TRAVEL | How To Travel In Europe In The Era Of Coronavirus

BUCHAREST | ROMANIA – The European Commission unveiled a series of measured aimed at ensuring people can start travelling safely across the continent again as governments try to revive tourism and airline industries brought to a halt by the coronavirus.

Below are the general guidelines for air, rails, water and road travel and steps for each mode of transport:

General Guidelines:

  • Passengers will be encouraged to buy tickets, reserve seats and check in online.
  • Passengers should wear facemasks, especially where physical distancing measures cannot be fully observed at all times.

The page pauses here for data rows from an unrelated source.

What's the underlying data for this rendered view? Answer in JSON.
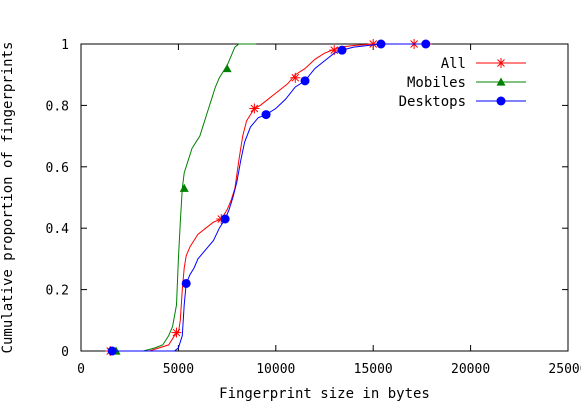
{
  "chart_data": {
    "type": "line",
    "xlabel": "Fingerprint size in bytes",
    "ylabel": "Cumulative proportion of fingerprints",
    "xlim": [
      0,
      25000
    ],
    "ylim": [
      0,
      1
    ],
    "x_ticks": [
      "0",
      "5000",
      "10000",
      "15000",
      "20000",
      "25000"
    ],
    "y_ticks": [
      "0",
      "0.2",
      "0.4",
      "0.6",
      "0.8",
      "1"
    ],
    "x_tick_values": [
      0,
      5000,
      10000,
      15000,
      20000,
      25000
    ],
    "y_tick_values": [
      0,
      0.2,
      0.4,
      0.6,
      0.8,
      1
    ],
    "grid": false,
    "legend_position": "top-right",
    "series": [
      {
        "name": "All",
        "color": "#ff0000",
        "marker": "asterisk",
        "x": [
          1500,
          3500,
          4500,
          4800,
          5000,
          5100,
          5200,
          5300,
          5400,
          5600,
          5800,
          6000,
          6400,
          6800,
          7200,
          7500,
          7700,
          7900,
          8100,
          8300,
          8500,
          8700,
          8900,
          9200,
          9600,
          10000,
          10600,
          11000,
          11500,
          12000,
          12500,
          12900,
          13300,
          14000,
          15000,
          16000,
          17100,
          18000
        ],
        "y": [
          0,
          0,
          0.02,
          0.05,
          0.06,
          0.1,
          0.2,
          0.27,
          0.31,
          0.34,
          0.36,
          0.38,
          0.4,
          0.42,
          0.43,
          0.46,
          0.49,
          0.53,
          0.62,
          0.7,
          0.75,
          0.77,
          0.79,
          0.8,
          0.82,
          0.84,
          0.87,
          0.9,
          0.92,
          0.95,
          0.97,
          0.98,
          0.99,
          0.995,
          1,
          1,
          1,
          1
        ],
        "marker_x": [
          1500,
          4900,
          7200,
          8900,
          11000,
          13000,
          15000,
          17100
        ],
        "marker_y": [
          0,
          0.06,
          0.43,
          0.79,
          0.89,
          0.98,
          1,
          1
        ]
      },
      {
        "name": "Mobiles",
        "color": "#008000",
        "marker": "triangle",
        "x": [
          1800,
          3200,
          3800,
          4200,
          4500,
          4700,
          4900,
          5000,
          5100,
          5200,
          5300,
          5500,
          5700,
          5900,
          6100,
          6300,
          6500,
          6700,
          6900,
          7100,
          7300,
          7500,
          7700,
          7900,
          8100,
          8300,
          9000
        ],
        "y": [
          0,
          0,
          0.01,
          0.02,
          0.05,
          0.08,
          0.15,
          0.3,
          0.42,
          0.53,
          0.58,
          0.62,
          0.66,
          0.68,
          0.7,
          0.74,
          0.78,
          0.82,
          0.86,
          0.89,
          0.91,
          0.93,
          0.96,
          0.99,
          1,
          1,
          1
        ],
        "marker_x": [
          1800,
          5300,
          7500
        ],
        "marker_y": [
          0,
          0.53,
          0.92
        ]
      },
      {
        "name": "Desktops",
        "color": "#0000ff",
        "marker": "circle",
        "x": [
          1500,
          4800,
          5000,
          5200,
          5300,
          5400,
          5600,
          5800,
          6000,
          6400,
          6800,
          7100,
          7400,
          7600,
          7800,
          8000,
          8200,
          8400,
          8700,
          9100,
          9500,
          10000,
          10500,
          11000,
          11500,
          12000,
          12600,
          13000,
          13400,
          14000,
          15400,
          16500,
          17700
        ],
        "y": [
          0,
          0,
          0.01,
          0.05,
          0.15,
          0.22,
          0.25,
          0.27,
          0.3,
          0.33,
          0.36,
          0.4,
          0.43,
          0.46,
          0.5,
          0.55,
          0.62,
          0.68,
          0.73,
          0.76,
          0.77,
          0.79,
          0.82,
          0.86,
          0.88,
          0.92,
          0.95,
          0.97,
          0.98,
          0.99,
          1,
          1,
          1
        ],
        "marker_x": [
          1600,
          5400,
          7400,
          9500,
          11500,
          13400,
          15400,
          17700
        ],
        "marker_y": [
          0,
          0.22,
          0.43,
          0.77,
          0.88,
          0.98,
          1,
          1
        ]
      }
    ]
  }
}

These do not need to be medical masks.
  • Physical distancing should be ensured at security checks and luggage drop-off and collection.
  • Dedicated lanes should be set up to keep passenger flows separate at ports, airports, train stations, bus stops, ferry landings and urban public transport hubs.
  • Hubs should remove facilities that encourage crowding, such as benches, tables or, re-arrange them to ensure distancing.
  • Fewer passengers may be allowed on board buses, trains or ferries, and passengers who are not from the same household may be seated apart.
  • Transport staff should have adequate protective equipment.
  • Sanitizing/disinfecting gel should be available and vehicles cleaned and disinfected regularly.
  • Food, drinks and other goods may no longer be on sale on board.
  • Duty-free shops and other travel retailers should control passenger movement with floor markers and restrict customers numbers, boost cleaning and set up barriers at till points among other measures.
  • Contact tracing and warning measures with the use of mobile apps could be used on a voluntary basis. Such apps should be able to function across borders.

Air Travel:

Protocols will be outlined by regulators in the next few weeks and should include:

  • Ventilation should be strengthened, with hospital-grade air filtering and vertical airflow.
  • Movement needs to be reduced in the cabin, such as less cabin baggage, fewer interactions with the crew.
  • Passenger flows should be managed with early arrival times at the airport; prioritizing electronic/self-check-in; minimizing contacts at baggage drop-offs, security and border control points, boarding, and during baggage collection.
  • Pre-ordering of on-board of on-board services and meals should be, were possible, done at the time of booking.

Road:

  • Terminals, rest areas along motorways, parking, fuelling and charging stations should maintain high levels of hygiene.
  • At stations, passenger flow should be managed.
  • Where adequate levels of public health cannot be ensured, closing stops or stations should be considered.

Bus & Coach:

  • Rear-door boarding and the use of windows for ventilation instead of air conditioning should be used.
  • Seating should be organized where possible so that families sit together, while people not travelling together should be separated.
  • In mini-buses, passenger should not be allowed to sit next to the driver unless physical separation is possible.
  • If possible, passengers should handle the their own luggage.

Rail:

  • Frequency and capacity of trains should be increased if necessary to reduce passenger density.
  • Rail operators should implement mandatory seat reservations on long-distance and regional trains.
  • For short-distance trips, passengers should leave seats empty between them, except for passengers from the same household.
  • Rail operators should use passenger counting systems, especially on commuter and suburban trains, to manage capacity.
  • Passenger flow should be managed at stations and stops closed if adequate levels of public health cannot be ensured.
  • Off-peak hour travel should be encouraged with incentives, such as adjusted pricing, or flexible working hours in the case of commuter trains, to avoid crowding.
  • Doors should be opened at each stop wither automatically or remotely by the driver.